When asked about one of her most memorable instances here. Cynthia fondly recalled one from 2011, where she was almost kidnapped.
She says it wasn’t a good time for US-Pakistan relations. She said that one day she got a call from people who hosted her earlier.
The people (all men, some with beards and in Shalwar Kameez) came to pick her from her apartment in Islamabad and to someplace in Peshawar.
The entire way, the men refused to tell her where they are taking her.
“Finally, the entourage reaches their destination and a couple of men jump out before the cars come to a complete stop. They are, clearly, in a hurry to make their way down a dark stairway leading to an underground structure. The rest of the men, get out of the cars, surround the ‘gori’ and escort her underground to complete blackness,” she recalls.
When the room’s door opens, Cynthia is met with cries of “surprise! Happy birthday!” and a bunch of women rushes to hug her and pull her inside.
According to her, the birthday girl’s favourite song, Jon Bon Jovi’s “Living On A Prayer” was blaring from some loudspeakers in the room.
When coming to describing the picturesque beauty of Pakistan, Cynthia is all praises.
She goes into details, saying how adventurers can go to Balochistan and witness the rare blind dolphins, sit with tribal elders and learn about their methods of conflict resolution in the tribal belt (which is similar to mediation techniques in USA), trout fishing and snow skiing in Swat Valley (where the locals recently publicly celebrated Christmas for the first time), explore cottage industries such as exquisite woodworking in Kashmir and learn about artificial intelligence developments at the local University (Kashmiris adore tourists and love to make their unique Kashmiri chai).

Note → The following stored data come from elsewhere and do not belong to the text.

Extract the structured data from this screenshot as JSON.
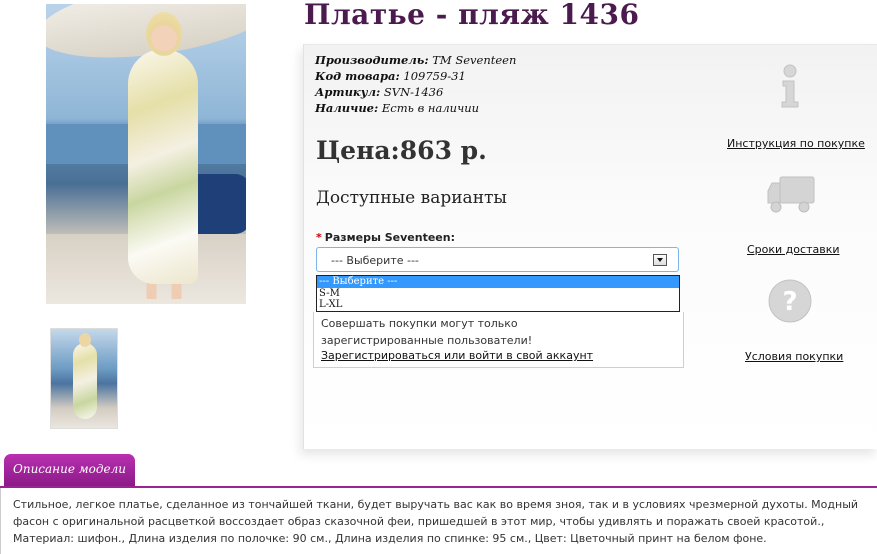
{
  "product": {
    "title": "Платье - пляж 1436",
    "manufacturer_label": "Производитель:",
    "manufacturer_value": "TM Seventeen",
    "code_label": "Код товара:",
    "code_value": "109759-31",
    "sku_label": "Артикул:",
    "sku_value": "SVN-1436",
    "stock_label": "Наличие:",
    "stock_value": "Есть в наличии",
    "price": "Цена:863 р."
  },
  "variants": {
    "heading": "Доступные варианты",
    "size_label": "Размеры Seventeen:",
    "required_mark": "*",
    "select_value": "--- Выберите ---",
    "options": [
      "--- Выберите ---",
      "S-M",
      "L-XL"
    ]
  },
  "notice": {
    "message": "Совершать покупки могут только зарегистрированные пользователи!",
    "register_link": "Зарегистрироваться или войти в свой аккаунт"
  },
  "sidebar": {
    "instruction_link": "Инструкция по покупке",
    "delivery_link": "Сроки доставки",
    "terms_link": "Условия покупки"
  },
  "tabs": {
    "description_label": "Описание модели"
  },
  "description": "Стильное, легкое платье, сделанное из тончайшей ткани, будет выручать вас как во время зноя, так и в условиях чрезмерной духоты. Модный фасон с оригинальной расцветкой воссоздает образ сказочной феи, пришедшей в этот мир, чтобы удивлять и поражать своей красотой., Материал: шифон., Длина изделия по полочке: 90 см., Длина изделия по спинке: 95 см., Цвет: Цветочный принт на белом фоне.",
  "colors": {
    "title": "#4b1a4e",
    "tab": "#9b2495",
    "selected_option": "#3399ff",
    "required": "#cc0000"
  }
}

Not only that, she says that tourists can also wander through interior Sindh and feel captivated by Sufism, visit a mango farm in rural Punjab, nibble apricots and sip strong-tasting water of Hunza, and visit Sikh Gurdwaras and Hindu Temples to learn about the religious diversity.
‘Best in Pakistan’
When it came to naming what’s best in this country, Cynthia’s reply was simple yet eloquent: People, food, and scenery.
“Anyone who has traveled the region knows South Asians are incredibly hospitable and that the greatest risk is putting on too much weight from all the food. Pakistan also has much to teach, including the region’s rich history and countless archaeological sites,” she said.

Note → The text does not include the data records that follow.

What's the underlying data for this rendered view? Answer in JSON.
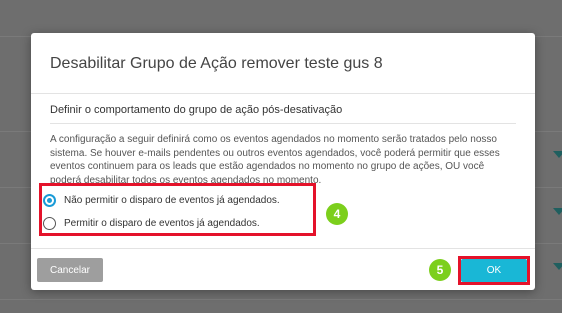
{
  "dialog": {
    "title": "Desabilitar Grupo de Ação remover teste gus 8",
    "section_title": "Definir o comportamento do grupo de ação pós-desativação",
    "description": "A configuração a seguir definirá como os eventos agendados no momento serão tratados pelo nosso sistema. Se houver e-mails pendentes ou outros eventos agendados, você poderá permitir que esses eventos continuem para os leads que estão agendados no momento no grupo de ações, OU você poderá desabilitar todos os eventos agendados no momento.",
    "options": [
      {
        "label": "Não permitir o disparo de eventos já agendados.",
        "selected": true
      },
      {
        "label": "Permitir o disparo de eventos já agendados.",
        "selected": false
      }
    ],
    "cancel_label": "Cancelar",
    "ok_label": "OK"
  },
  "annotations": {
    "options_step": "4",
    "ok_step": "5",
    "highlight_color": "#e4122a",
    "badge_color": "#7ccf1c"
  },
  "colors": {
    "radio_selected": "#1a9bd7",
    "ok_button": "#19b7d6",
    "cancel_button": "#9e9e9e",
    "overlay": "#6e6e6e"
  }
}
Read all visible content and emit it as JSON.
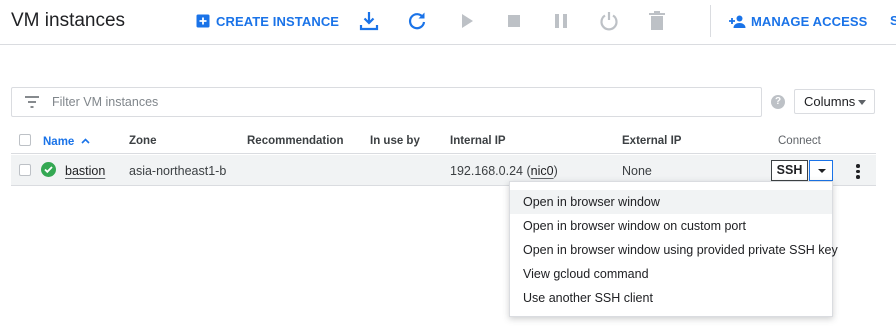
{
  "header": {
    "title": "VM instances",
    "create_instance_label": "CREATE INSTANCE",
    "manage_access_label": "MANAGE ACCESS",
    "overflow_text": "S"
  },
  "toolbar_icons": [
    "import-icon",
    "refresh-icon",
    "start-icon",
    "stop-icon",
    "pause-icon",
    "reset-icon",
    "delete-icon"
  ],
  "filter": {
    "placeholder": "Filter VM instances",
    "value": "",
    "help_glyph": "?",
    "columns_label": "Columns"
  },
  "table": {
    "headers": {
      "name": "Name",
      "zone": "Zone",
      "recommendation": "Recommendation",
      "in_use_by": "In use by",
      "internal_ip": "Internal IP",
      "external_ip": "External IP",
      "connect": "Connect"
    },
    "sort_indicator": "^",
    "rows": [
      {
        "name": "bastion",
        "zone": "asia-northeast1-b",
        "recommendation": "",
        "in_use_by": "",
        "internal_ip": "192.168.0.24",
        "internal_ip_nic": "nic0",
        "external_ip": "None",
        "connect_label": "SSH",
        "status": "running"
      }
    ]
  },
  "ssh_menu": {
    "items": [
      "Open in browser window",
      "Open in browser window on custom port",
      "Open in browser window using provided private SSH key",
      "View gcloud command",
      "Use another SSH client"
    ]
  },
  "colors": {
    "accent": "#1a73e8",
    "status_ok": "#34a853",
    "disabled_icon": "#bdc1c6",
    "row_highlight": "#f1f3f4"
  }
}
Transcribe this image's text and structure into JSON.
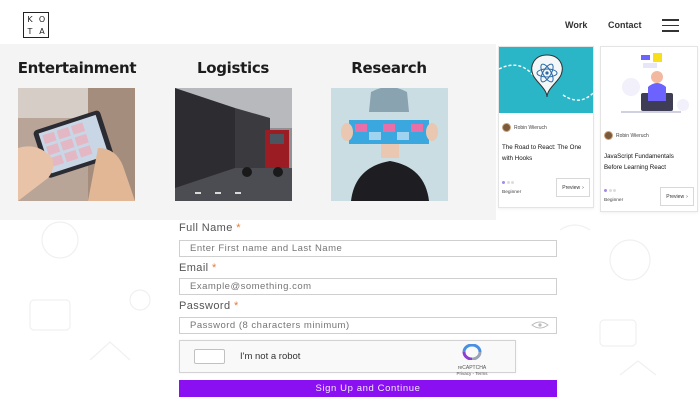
{
  "header": {
    "logo_letters": [
      "K",
      "O",
      "T",
      "A"
    ],
    "nav": [
      {
        "label": "Work"
      },
      {
        "label": "Contact"
      }
    ],
    "menu_icon": "hamburger-menu-icon"
  },
  "categories": [
    {
      "title": "Entertainment"
    },
    {
      "title": "Logistics"
    },
    {
      "title": "Research"
    }
  ],
  "courses": [
    {
      "author": "Robin Wieruch",
      "title": "The Road to React: The One with Hooks",
      "level": "Beginner",
      "preview_label": "Preview",
      "thumb_bg": "#2bb6c8"
    },
    {
      "author": "Robin Wieruch",
      "title": "JavaScript Fundamentals Before Learning React",
      "level": "Beginner",
      "preview_label": "Preview",
      "thumb_bg": "#ffffff"
    }
  ],
  "form": {
    "full_name": {
      "label": "Full Name",
      "required_mark": "*",
      "placeholder": "Enter First name and Last Name"
    },
    "email": {
      "label": "Email",
      "required_mark": "*",
      "placeholder": "Example@something.com"
    },
    "password": {
      "label": "Password",
      "required_mark": "*",
      "placeholder": "Password (8 characters minimum)"
    },
    "captcha": {
      "label": "I'm not a robot",
      "brand": "reCAPTCHA",
      "links": "Privacy - Terms"
    },
    "submit_label": "Sign Up and Continue"
  },
  "colors": {
    "accent": "#8a10f2",
    "required": "#e07d37",
    "panel_bg": "#f4f4f4"
  }
}
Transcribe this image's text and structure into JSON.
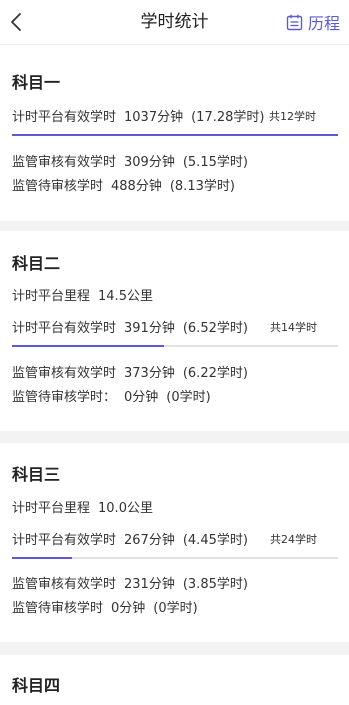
{
  "header": {
    "title": "学时统计",
    "history_label": "历程",
    "accent_color": "#5b5bd6"
  },
  "subjects": [
    {
      "title": "科目一",
      "platform_label": "计时平台有效学时",
      "platform_value": "1037分钟",
      "platform_hours": "(17.28学时)",
      "total_label": "共12学时",
      "progress": 1.0,
      "review_label": "监管审核有效学时",
      "review_value": "309分钟",
      "review_hours": "(5.15学时)",
      "pending_label": "监管待审核学时",
      "pending_value": "488分钟",
      "pending_hours": "(8.13学时)"
    },
    {
      "title": "科目二",
      "mileage_label": "计时平台里程",
      "mileage_value": "14.5公里",
      "platform_label": "计时平台有效学时",
      "platform_value": "391分钟",
      "platform_hours": "(6.52学时)",
      "total_label": "共14学时",
      "progress": 0.465,
      "review_label": "监管审核有效学时",
      "review_value": "373分钟",
      "review_hours": "(6.22学时)",
      "pending_label": "监管待审核学时：",
      "pending_value": "0分钟",
      "pending_hours": "(0学时)"
    },
    {
      "title": "科目三",
      "mileage_label": "计时平台里程",
      "mileage_value": "10.0公里",
      "platform_label": "计时平台有效学时",
      "platform_value": "267分钟",
      "platform_hours": "(4.45学时)",
      "total_label": "共24学时",
      "progress": 0.185,
      "review_label": "监管审核有效学时",
      "review_value": "231分钟",
      "review_hours": "(3.85学时)",
      "pending_label": "监管待审核学时",
      "pending_value": "0分钟",
      "pending_hours": "(0学时)"
    },
    {
      "title": "科目四"
    }
  ]
}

Cynthia sheds light on how she has taken almost every mode of transportation in her ‘second home’.
She says she has traveled via bicycle, classic cars, high-performance vehicles (including Porsche Cayennes!) speed and coast guard boats, JetSkis, Tongas, camels, rickshaws, and C-130s, adding that her favorite was perhaps a ride on a 70CC bike, operated by a ‘Pindi boy’.
She recalls that the phrase ‘no tension’ was inscribed on the bike.
“I request a movie be made about these guys and named: Fast and the Furious, RawalPindi Drift,” says Cynthia.
She also aims to project softer image of Pakistan, which is visible through her narratives.
“I can say there’s so much more to this region and its people — which is what I intend to show in my media work. This isn’t to say there aren’t challenges in the region; we already know there are. Plenty of networks focus on the negative — why should I repeat what’s already being covered so extensively?” she says.
(Nida Mujahid Hussain works at Geo.tv as an Associate Producer.)